Key Insight: Alignment and Commitment

The discussion surfaced important success factors that companies must grapple with, which Professor Tamayo described as components of a “new training paradigm”:

  • Strategy: Companies must view reskilling as a strategic imperative—not an HR or training initiative.

“It’s a change management initiative [where] you connect your training with your strategy, with your new processes, with your new products. If you don’t understand the whole package, it will not work.”

Jorge Tamayo
  • Responsibility: Participants agreed that for reskilling to work, the change must start at the top and include not just the Board and CEO, but middle managers who export talent throughout companies.

“It’s not only that the C-suite and the CEO are on board, it’s also about getting the buy-in of these middle managers.”

Jorge Tamayo
  • Alignment and commitment: Among those responsible for making decisions around and implementing reskilling, there must be strong and consistent buy-in and commitment to the process. Leaders must clarify the purpose and set expectations for the work.

“Business leaders [must] be aligned on where we are going, how we’re going to use this technology, what we’re going to do inside the company.”

Jorge Tamayo

Key Insight: Implementation Factors to Consider

As part of the discussion around understanding and committing to reskilling, Professor Tamayo defined several related factors that can determine the success or failure of the process

  • Productivity is crucial to improving not just company efficiency, but society’s living standards. It drives resources for education, health, and many other qualities of life. Recently, productivity growth has been disappointing, and one reason for this is technological diffusion.
  • Technological diffusion is how long it takes for new technologies to be adopted by companies and countries, for example, electricity was available in 1880 but did not affect productivity until 1920.
  • New technologies also might not impact productivity because of heterogeneity. Across and even within companies, information technologies show large differences in adoption and usage, even when applied in similar businesses and processes.

When considering productivity, technological diffusion, and heterogeneity, companies show varying degrees of success based on organizational adaptation. Businesses with stronger managerial practices were better able to adapt their production, processes, and employees’ related capabilities and skills to incorporate new technology.

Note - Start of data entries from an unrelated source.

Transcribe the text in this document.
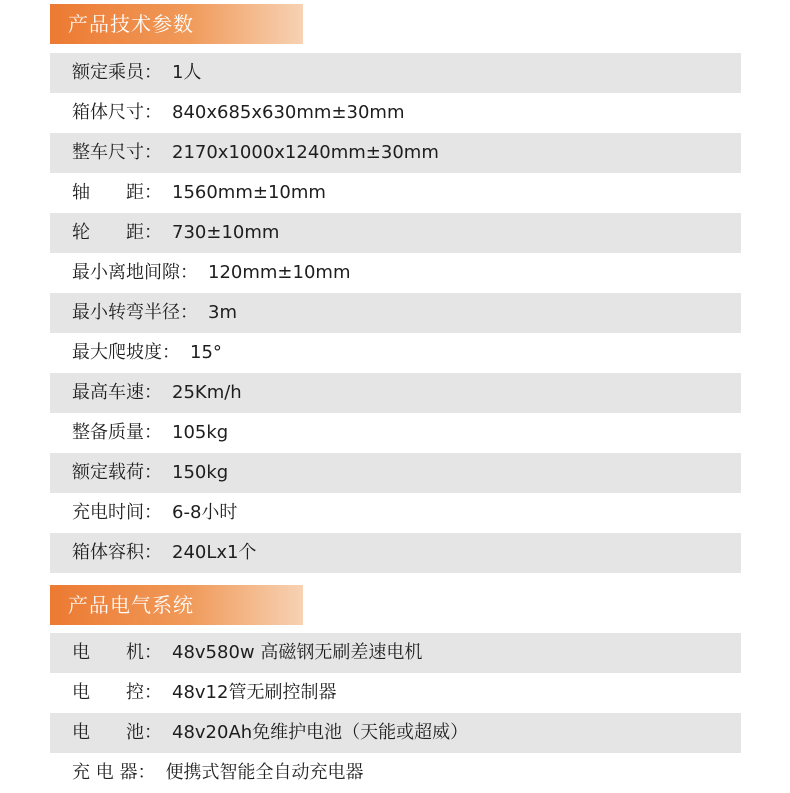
产品技术参数
额定乘员： 1人
箱体尺寸： 840x685x630mm±30mm
整车尺寸： 2170x1000x1240mm±30mm
轴　　距： 1560mm±10mm
轮　　距： 730±10mm
最小离地间隙： 120mm±10mm
最小转弯半径： 3m
最大爬坡度： 15°
最高车速： 25Km/h
整备质量： 105kg
额定载荷： 150kg
充电时间： 6-8小时
箱体容积： 240Lx1个
产品电气系统
电　　机： 48v580w 高磁钢无刷差速电机
电　　控： 48v12管无刷控制器
电　　池： 48v20Ah免维护电池（天能或超威）
充 电 器： 便携式智能全自动充电器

Conclusion: Frictions and Options

“We believe that reskilling will play a very important role in lowering this cost of adaptation inside the firm and…[see] dual gains for the firms and for the workers.”

Jorge Tamayo

To implement reskilling, companies must address four frictions:

  • Information: Do employees know what is involved in and expected from the process?
  • Incentives: Are employees incentivized to reskill?
  • Motivation: Do employees want to reskill?
  • Vision: Do employees see themselves in new roles?

Ultimately, in confronting the gen AI transformation, companies have three options:

  • Resist the change.
  • Let technological adoption play out without intervening.
  • Shape the direction of technological adoption and work to lower the cost of adapting.

Meet the Speaker

Jorge Tamayo is an assistant professor in the Strategy Unit at Harvard Business School and a PI in D^3’s Digital Reskilling Lab. He specializes in applied microeconomics, with a focus on industrial organization and development economics. Professor Tamayo’s research explores how firms make decisions and improve productivity through theoretical modeling and structural estimation. He also studies market responses to price discrimination strategies, such as subscriptions or membership fees, and examines how managers impact team productivity. He holds a Ph.D. in economics from the University of Southern California.